May 17 (Bloomberg) -- Serbia’s dinar fell to its lowest level in a decade as investors remain wary before the presidential runoff on May 20, prompting the central bank to sell more euros to prop up the currency.
The dinar shed 0.7 percent against the euro today, falling to as low as 113.70 and ending the 113.4361. The Belgrade-based Narodna Banka Srbije sold 50 million euros ($63.5 million) to “ensure the smooth functioning” of the market, it said in a statement on its website, bringing the total spent to support the dinar to 838.5 million euros in 2012.
Serbians go to polls to choose between a path to Europe with Democratic Party leader and incumbent Boris Tadic or Tomislav Nikolic, the leader of the Progressive Party, which prefers political and economic ties with Russia.

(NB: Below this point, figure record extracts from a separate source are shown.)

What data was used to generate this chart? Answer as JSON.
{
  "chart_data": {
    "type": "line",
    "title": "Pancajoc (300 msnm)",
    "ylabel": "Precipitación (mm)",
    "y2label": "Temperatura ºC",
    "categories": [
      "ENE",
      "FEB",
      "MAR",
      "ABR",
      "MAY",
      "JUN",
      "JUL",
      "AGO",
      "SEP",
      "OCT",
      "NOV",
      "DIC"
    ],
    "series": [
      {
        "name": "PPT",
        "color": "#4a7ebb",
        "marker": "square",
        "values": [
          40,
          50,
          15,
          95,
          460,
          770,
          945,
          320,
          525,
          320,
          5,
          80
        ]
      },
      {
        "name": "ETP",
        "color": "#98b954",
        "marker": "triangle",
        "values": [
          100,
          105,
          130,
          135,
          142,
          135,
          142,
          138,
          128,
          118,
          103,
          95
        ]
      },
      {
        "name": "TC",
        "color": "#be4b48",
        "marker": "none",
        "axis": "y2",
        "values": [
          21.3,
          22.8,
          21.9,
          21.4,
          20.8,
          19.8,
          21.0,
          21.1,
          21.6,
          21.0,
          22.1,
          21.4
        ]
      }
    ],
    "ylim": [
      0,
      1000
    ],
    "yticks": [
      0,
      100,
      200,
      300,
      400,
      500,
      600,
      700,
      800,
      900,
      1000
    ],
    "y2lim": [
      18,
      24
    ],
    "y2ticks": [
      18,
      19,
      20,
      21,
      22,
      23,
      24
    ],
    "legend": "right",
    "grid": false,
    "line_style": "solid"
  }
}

“The dinar is definitely psychologically driven and lean volumes in the market are insufficient to change the trend,” said Sonja Miladinovski, a board member of the Serbian unit of Societe Generale SA, in a phone interview. “The market is waiting for the outcome of the election and hopes the International Monetary Fund will return soon to confirm the loan program.”
The Washington-based lender suspended a $1.3 billion precautionary loan program for Serbia in February after it became clear the country will slip on agreed fiscal targets.
The central bank has urged politicians to quickly form a new cabinet and commit to a tighter budget to win back the IMF support and reassure investors that policies remain on track.
Propping Up the Dinar
The dinar is 12.12 percent weaker than a year ago and the fourth worst-performing currency of 174 tracked by Bloomberg. The National Bank of Serbia, which left its benchmark interest rate unchanged at 9.5 percent on May 10, has been supporting the dinar as investors leave Serbia on Europe’s debt crisis and European demand for Serbian exports wanes.
The central bank sent a “wrong message to investors” yesterday when it said it was intervening because both the fiscal slippage and the dinar pressure are temporary, said Ljiljana Grubic, the chief analyst at Belgrade-based Raiffeisen Banka AD.
“They will have to act with an interest rate increase” to change the trend, she said.